Oracy

Oracy Progression of Skills and Knowledge


Oracy Progression of Skills and Knowledge


With speaking and listening at the heart of our curriculum, we are committed to building and embedding a culture of oracy. We want every child at Derwent Vale Primary School to find their voice. Speaking and listening develops pupils' confidence, articulacy and capacity to learn. Providing a high-quality oracy education empowers students, regardless of their background, to find their voice for success in school and in life.

Intent

Our aim is to remove communication barriers and enable students to be confident and effective communicators at the end of primary school. We seek to provide classrooms rich in talk, in which questions are planned, peer conversations are modelled and scaffolded and the teacher uses talk skilfully to develop thinking. We provide a variety of opportunities for young people to develop confidence in talk and learn how to analyse and talk about talk. By teaching children oracy skills, we enable them to increase confidence in talk within school and equip them for their future.

The deliberate, explicit and systematic teaching of oracy across phases and throughout the curriculum will support children to make progress in the four strands of oracy: Physical, Cognitive, Linguistic and Social and Emotional.

Implementation

Approaches to teaching and learning encourage pupils to voice their ideas in small group and class discussions, as we recognise that sharing and explaining concepts with peers enhances learning. Staff model the use of higher-level vocabulary within their speech and expanding children’s vocabulary is a key focus from EYFS. Subject specific vocabulary is embedded across the curriculum, through teacher modelling, in context. Contextual learning helps children to understand new words and supports them in including them in their work.

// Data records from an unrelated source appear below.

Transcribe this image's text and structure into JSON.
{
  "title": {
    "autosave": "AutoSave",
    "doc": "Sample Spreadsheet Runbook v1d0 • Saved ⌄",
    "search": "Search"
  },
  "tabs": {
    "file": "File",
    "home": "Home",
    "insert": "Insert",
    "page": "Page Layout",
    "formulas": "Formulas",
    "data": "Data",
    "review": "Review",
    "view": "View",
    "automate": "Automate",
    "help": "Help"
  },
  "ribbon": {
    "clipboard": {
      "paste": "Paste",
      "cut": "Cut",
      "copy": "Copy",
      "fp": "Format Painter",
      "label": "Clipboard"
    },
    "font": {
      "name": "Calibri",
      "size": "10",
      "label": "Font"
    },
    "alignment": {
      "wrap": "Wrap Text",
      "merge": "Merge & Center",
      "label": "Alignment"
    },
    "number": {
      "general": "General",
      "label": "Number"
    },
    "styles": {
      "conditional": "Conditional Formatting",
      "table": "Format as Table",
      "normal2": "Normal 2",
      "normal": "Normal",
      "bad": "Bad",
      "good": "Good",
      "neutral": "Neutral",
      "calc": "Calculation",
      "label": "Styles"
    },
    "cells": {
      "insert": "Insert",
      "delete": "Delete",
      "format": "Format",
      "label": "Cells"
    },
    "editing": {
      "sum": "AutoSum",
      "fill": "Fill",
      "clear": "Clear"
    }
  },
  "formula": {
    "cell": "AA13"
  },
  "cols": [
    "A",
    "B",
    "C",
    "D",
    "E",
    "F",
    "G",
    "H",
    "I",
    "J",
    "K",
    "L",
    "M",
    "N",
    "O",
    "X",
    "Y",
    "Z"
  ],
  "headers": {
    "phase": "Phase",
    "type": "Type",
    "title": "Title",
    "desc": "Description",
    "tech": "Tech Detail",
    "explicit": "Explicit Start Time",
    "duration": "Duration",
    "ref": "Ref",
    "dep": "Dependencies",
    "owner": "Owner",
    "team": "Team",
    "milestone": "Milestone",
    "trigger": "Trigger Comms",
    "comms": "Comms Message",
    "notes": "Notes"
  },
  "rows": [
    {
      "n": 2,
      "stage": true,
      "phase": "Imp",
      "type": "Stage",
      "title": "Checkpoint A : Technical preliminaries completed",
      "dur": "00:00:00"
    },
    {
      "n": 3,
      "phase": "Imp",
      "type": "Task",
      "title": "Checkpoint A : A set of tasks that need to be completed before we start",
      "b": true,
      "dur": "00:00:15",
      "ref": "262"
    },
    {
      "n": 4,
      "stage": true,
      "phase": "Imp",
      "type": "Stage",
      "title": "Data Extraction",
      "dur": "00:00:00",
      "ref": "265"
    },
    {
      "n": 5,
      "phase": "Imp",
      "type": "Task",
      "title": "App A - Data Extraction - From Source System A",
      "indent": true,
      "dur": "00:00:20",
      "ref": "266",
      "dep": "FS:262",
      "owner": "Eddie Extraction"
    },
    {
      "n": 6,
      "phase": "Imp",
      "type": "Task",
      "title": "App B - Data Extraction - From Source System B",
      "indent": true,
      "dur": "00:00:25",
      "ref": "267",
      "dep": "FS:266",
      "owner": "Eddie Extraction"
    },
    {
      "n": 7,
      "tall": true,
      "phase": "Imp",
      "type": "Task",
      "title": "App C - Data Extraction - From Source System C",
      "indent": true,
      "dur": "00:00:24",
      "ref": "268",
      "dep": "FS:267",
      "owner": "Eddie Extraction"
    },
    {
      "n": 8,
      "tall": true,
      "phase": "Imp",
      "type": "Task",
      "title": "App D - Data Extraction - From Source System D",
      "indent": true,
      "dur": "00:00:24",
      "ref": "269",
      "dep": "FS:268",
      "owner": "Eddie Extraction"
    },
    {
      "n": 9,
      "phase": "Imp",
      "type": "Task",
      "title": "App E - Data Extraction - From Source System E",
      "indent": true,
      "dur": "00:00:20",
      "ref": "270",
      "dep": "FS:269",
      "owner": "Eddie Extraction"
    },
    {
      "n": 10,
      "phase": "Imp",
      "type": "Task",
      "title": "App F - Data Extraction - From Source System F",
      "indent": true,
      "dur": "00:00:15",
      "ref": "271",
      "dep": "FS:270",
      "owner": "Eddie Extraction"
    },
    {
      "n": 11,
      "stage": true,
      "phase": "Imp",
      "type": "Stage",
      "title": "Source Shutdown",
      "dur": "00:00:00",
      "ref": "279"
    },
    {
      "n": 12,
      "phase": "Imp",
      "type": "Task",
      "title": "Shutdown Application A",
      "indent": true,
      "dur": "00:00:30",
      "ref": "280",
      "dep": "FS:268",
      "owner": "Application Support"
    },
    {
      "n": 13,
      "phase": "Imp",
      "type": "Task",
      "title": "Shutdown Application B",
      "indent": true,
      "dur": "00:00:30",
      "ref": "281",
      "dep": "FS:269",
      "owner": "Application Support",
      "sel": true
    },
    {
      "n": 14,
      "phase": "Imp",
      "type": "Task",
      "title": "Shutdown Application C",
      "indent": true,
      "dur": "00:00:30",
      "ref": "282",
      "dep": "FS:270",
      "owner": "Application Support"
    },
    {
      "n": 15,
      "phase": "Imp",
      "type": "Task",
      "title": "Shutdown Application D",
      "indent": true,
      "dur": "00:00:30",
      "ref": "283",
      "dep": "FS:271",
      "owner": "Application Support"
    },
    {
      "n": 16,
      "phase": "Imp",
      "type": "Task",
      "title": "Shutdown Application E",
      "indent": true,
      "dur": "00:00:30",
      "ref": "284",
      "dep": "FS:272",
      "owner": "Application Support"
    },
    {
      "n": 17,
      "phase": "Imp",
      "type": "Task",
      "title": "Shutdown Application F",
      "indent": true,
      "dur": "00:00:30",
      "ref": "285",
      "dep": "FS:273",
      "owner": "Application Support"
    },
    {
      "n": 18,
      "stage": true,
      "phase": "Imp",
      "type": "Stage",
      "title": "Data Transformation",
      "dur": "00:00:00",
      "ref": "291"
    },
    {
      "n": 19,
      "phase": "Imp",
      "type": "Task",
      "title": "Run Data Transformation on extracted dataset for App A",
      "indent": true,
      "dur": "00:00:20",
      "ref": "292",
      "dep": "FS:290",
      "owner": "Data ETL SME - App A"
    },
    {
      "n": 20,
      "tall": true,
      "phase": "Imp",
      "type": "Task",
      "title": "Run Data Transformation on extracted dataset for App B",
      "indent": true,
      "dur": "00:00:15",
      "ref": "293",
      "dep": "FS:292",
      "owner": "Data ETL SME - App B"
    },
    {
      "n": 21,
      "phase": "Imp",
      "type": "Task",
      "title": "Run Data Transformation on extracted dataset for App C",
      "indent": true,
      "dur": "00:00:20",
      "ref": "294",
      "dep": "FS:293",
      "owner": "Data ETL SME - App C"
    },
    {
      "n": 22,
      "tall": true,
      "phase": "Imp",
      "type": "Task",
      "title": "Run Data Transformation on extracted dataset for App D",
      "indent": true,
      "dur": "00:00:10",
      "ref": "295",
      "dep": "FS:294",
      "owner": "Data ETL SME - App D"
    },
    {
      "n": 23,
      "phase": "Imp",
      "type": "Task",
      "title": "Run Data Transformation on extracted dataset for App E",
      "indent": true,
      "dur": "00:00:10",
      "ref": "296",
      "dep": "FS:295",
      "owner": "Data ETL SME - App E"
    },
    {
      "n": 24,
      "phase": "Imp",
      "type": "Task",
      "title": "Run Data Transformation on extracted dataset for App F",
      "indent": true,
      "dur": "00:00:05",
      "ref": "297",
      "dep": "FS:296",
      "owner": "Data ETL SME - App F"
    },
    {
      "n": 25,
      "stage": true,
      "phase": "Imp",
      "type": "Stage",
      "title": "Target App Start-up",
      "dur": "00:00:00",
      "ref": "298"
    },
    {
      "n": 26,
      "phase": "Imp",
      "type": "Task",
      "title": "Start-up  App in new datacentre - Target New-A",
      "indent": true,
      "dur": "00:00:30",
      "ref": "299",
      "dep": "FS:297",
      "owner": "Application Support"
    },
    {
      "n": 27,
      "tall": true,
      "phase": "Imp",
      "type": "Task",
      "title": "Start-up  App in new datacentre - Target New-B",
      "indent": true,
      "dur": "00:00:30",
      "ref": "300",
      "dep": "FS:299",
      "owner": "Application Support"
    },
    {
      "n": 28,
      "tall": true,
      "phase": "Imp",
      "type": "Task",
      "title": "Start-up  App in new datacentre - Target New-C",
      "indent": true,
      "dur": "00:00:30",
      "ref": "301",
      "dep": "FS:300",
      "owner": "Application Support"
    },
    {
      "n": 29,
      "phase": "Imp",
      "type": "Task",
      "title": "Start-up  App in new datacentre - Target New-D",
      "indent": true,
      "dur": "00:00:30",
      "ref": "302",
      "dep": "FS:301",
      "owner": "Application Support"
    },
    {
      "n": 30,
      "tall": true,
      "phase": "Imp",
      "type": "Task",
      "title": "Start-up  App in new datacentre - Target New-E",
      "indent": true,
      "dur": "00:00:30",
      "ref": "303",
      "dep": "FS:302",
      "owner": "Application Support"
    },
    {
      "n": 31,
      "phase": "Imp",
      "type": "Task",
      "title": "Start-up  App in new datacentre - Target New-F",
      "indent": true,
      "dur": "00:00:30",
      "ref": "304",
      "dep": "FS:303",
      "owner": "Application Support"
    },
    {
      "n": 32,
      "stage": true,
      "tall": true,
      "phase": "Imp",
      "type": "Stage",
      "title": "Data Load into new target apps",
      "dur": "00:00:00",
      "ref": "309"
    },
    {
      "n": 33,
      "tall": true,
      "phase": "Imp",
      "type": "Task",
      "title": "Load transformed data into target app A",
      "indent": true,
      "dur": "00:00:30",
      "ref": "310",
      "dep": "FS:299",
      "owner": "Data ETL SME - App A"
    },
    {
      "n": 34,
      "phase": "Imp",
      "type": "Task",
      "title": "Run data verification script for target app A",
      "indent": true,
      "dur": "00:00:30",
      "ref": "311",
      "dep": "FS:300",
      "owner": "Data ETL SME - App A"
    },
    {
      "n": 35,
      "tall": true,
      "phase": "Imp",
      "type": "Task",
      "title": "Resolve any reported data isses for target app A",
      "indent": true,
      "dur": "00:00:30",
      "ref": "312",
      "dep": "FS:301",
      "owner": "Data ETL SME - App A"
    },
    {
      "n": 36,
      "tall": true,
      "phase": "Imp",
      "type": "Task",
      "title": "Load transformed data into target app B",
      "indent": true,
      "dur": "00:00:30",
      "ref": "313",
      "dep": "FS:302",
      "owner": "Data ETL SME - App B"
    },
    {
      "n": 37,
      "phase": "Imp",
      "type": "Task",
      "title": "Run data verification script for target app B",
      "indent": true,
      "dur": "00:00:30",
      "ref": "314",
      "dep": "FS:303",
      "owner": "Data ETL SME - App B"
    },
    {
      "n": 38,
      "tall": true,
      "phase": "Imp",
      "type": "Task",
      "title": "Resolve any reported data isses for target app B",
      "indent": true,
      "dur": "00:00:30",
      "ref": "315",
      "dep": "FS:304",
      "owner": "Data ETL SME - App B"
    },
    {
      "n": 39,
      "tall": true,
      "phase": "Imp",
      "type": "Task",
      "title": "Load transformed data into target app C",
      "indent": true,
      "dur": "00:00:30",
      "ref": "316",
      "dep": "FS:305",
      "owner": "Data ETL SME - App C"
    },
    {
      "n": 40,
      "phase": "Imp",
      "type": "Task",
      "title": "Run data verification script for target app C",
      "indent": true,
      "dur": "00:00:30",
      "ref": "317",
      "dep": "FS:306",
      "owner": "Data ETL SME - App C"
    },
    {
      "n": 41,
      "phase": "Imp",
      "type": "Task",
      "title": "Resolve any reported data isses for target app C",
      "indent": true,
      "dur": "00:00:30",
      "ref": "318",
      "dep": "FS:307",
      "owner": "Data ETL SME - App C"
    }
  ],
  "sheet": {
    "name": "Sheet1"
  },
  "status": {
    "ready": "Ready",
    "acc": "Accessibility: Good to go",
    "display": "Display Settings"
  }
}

Our speaking and listening curriculum is broad, balanced and is utilised and promoted within each lesson and across all subjects. We ensure that all children have the opportunity to develop and learn spoken language as outlined in the National Curriculum and the Early Years framework. Oracy involves engaging with ideas, reasoning together, listening to understand, changing people’s minds, telling compelling stories, developing arguments, expressing yourself and speaking up for what you believe in. Our children are taught to:

  • listen and respond appropriately to adults and their peers;
  • ask relevant questions to extend their understanding and knowledge;
  • use relevant strategies to build their vocabulary;
  • articulate and justify answers, arguments and opinions;
  • give well-structured descriptions, explanations and narratives for different purposes, including for expressing feelings;
  • maintain attention and participate actively in collaborative conversations, staying on topic and initiating and responding to comments;
  • use spoken language to develop understanding through speculating, hypothesising, imagining and exploring ideas;
  • speak audibly and fluently with an increasing command of Standard English;
  • participate in discussions, presentations, performances, role play/improvisations and debates;
  • gain, maintain and monitor the interest of the listener(s);
  • consider and evaluate different viewpoints, attending to and building on the contributions of others;
  • select and use appropriate registers for effective communication.

Impact

By the end of Early Years, children should be able to speak audibly so they can be heard and understood; use gestures to support meaning in play; make relevant contributions and asks questions and describe events that have happened to them in detail. They will use talk in play to practice new vocabulary; join phrases with words such as ‘if’, ‘because’ ‘so’ ‘could’ ‘but’; look at someone who is speaking to them and take turns to speak when working in a group.

By the end of Key Stage 1, children will also speak fluently; read aloud with appropriate intonation; provide descriptions; communicate feelings and provide a simple explanation. They will become increasingly aware that people use different kinds of speech in different circumstances. They will listen; respond; discuss and debate as well as gain the interest of the listener. They will be able to use spoken language and newly introduced topic words to explore ideas, imagine, make guesses and predict; participate in discussion about books and poems, taking turns and listening to what others say. They will use drama and role-play to develop understanding of characters and events and order ideas for writing and recite some poems by heart.

By the end of Key Stage 2, children will speak fluently in front of an audience; have a stage presence; consciously adapt tone, pace and volume of voice within a single situation information; construct a detailed argument or complex narrative and spontaneously respond to increasingly complex questions, citing evidence where appropriate. They will also vary sentence structures and length for effect when speaking; comfortably use idiom, expressions and humour effectively and be able to read a room or a group and take action accordingly.